Popular post-training quantization method:

llm = VLLM.llm!("TheBloke/Llama-2-7B-GPTQ",
  quantization: "gptq"
)

SqueezeLLM

Sensitivity-based non-uniform quantization:

llm = VLLM.llm!("squeezellm/Llama-2-7b-squeezellm",
  quantization: "squeezellm"
)

FP8

8-bit floating point quantization:

llm = VLLM.llm!("neuralmagic/Meta-Llama-3-8B-Instruct-FP8",
  quantization: "fp8"
)

BitsAndBytes

4-bit quantization via the bitsandbytes library:

llm = VLLM.llm!("meta-llama/Llama-2-7b-hf",
  quantization: "bitsandbytes",
  load_format: "bitsandbytes"
)

Using Pre-Quantized Models

The easiest approach is using pre-quantized models from HuggingFace:

# AWQ models from TheBloke
VLLM.llm!("TheBloke/Llama-2-7B-AWQ", quantization: "awq")
VLLM.llm!("TheBloke/Llama-2-13B-AWQ", quantization: "awq")
VLLM.llm!("TheBloke/Mistral-7B-Instruct-v0.2-AWQ", quantization: "awq")

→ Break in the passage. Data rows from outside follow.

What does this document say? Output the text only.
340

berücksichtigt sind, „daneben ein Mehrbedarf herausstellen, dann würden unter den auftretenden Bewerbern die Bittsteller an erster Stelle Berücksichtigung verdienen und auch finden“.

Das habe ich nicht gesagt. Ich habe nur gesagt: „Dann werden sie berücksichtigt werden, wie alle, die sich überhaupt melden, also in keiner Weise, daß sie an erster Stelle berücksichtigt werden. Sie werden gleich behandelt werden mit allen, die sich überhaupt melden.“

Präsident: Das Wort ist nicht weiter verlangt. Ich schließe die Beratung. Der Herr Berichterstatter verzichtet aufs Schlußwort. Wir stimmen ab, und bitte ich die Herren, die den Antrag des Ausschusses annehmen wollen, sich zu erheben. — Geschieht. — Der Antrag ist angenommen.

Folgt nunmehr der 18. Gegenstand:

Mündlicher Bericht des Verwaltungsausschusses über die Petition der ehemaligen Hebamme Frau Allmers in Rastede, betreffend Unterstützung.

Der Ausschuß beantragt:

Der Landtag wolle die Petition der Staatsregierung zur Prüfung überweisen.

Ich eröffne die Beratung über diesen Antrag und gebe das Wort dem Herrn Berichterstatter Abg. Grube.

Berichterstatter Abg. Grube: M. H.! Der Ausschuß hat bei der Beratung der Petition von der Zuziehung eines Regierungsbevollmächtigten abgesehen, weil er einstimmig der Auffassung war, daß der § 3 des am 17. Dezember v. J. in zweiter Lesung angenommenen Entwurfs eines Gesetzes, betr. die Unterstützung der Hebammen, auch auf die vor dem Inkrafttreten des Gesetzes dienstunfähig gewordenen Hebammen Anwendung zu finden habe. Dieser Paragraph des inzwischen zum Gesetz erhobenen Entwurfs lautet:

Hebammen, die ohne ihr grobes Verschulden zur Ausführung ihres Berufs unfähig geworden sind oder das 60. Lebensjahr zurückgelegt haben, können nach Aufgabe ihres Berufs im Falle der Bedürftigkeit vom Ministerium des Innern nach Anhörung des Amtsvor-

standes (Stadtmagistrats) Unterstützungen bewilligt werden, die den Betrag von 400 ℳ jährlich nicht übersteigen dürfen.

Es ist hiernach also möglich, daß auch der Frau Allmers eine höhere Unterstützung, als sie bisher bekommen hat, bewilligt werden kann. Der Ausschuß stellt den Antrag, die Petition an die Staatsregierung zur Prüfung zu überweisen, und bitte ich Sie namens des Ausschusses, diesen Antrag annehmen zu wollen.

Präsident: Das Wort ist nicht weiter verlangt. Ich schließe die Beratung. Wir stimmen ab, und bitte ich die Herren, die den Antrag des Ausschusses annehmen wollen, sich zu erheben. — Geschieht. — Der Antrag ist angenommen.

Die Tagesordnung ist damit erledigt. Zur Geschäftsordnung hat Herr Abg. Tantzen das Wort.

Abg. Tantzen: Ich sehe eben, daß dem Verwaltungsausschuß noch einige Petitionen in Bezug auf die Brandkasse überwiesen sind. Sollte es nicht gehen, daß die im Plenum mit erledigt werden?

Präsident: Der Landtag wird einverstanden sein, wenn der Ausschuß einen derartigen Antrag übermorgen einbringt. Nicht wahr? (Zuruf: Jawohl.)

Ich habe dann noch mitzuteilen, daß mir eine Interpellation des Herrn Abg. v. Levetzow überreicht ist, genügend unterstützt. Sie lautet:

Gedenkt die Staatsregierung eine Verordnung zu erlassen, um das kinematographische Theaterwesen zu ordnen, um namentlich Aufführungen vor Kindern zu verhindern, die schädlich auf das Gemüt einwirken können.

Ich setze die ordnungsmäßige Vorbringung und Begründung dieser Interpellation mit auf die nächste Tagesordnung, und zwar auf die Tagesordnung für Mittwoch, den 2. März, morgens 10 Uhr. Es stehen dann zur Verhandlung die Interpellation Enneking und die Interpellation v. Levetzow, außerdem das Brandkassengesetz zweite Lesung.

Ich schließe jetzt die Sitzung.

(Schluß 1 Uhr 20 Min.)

# GPTQ models from TheBloke
VLLM.llm!("TheBloke/Llama-2-7B-GPTQ", quantization: "gptq")
VLLM.llm!("TheBloke/CodeLlama-34B-GPTQ", quantization: "gptq")

Quantized KV Cache

In addition to model quantization, you can quantize the KV cache:

llm = VLLM.llm!("meta-llama/Llama-2-7b-hf",
  kv_cache_dtype: "fp8"  # Reduce KV cache memory by 50%
)

Performance Comparison

MethodMemory ReductionSpeed ImpactQuality Impact
AWQ~75%+20-50%Minimal
GPTQ~75%+10-30%Minimal
FP8~50%+10-20%Negligible
INT8~50%+10-30%Negligible

When to Use Quantization

Use quantization when:

  • GPU memory is limited
  • Running larger models
  • Need to maximize throughput
  • Quality loss is acceptable

Avoid quantization when:

  • Maximum quality is required
  • Running small models
  • Memory is not constrained

Example: Running Large Models

Run a 70B model on consumer hardware:

# 70B model quantized to fit on 2x 24GB GPUs
llm = VLLM.llm!("TheBloke/Llama-2-70B-AWQ",
  quantization: "awq",
  tensor_parallel_size: 2,
  gpu_memory_utilization: 0.95
)

Quality Considerations

Quantization can affect output quality, especially for:

  • Mathematical reasoning
  • Code generation
  • Precise factual recall

For critical applications, benchmark quantized vs. full-precision models on your specific use case.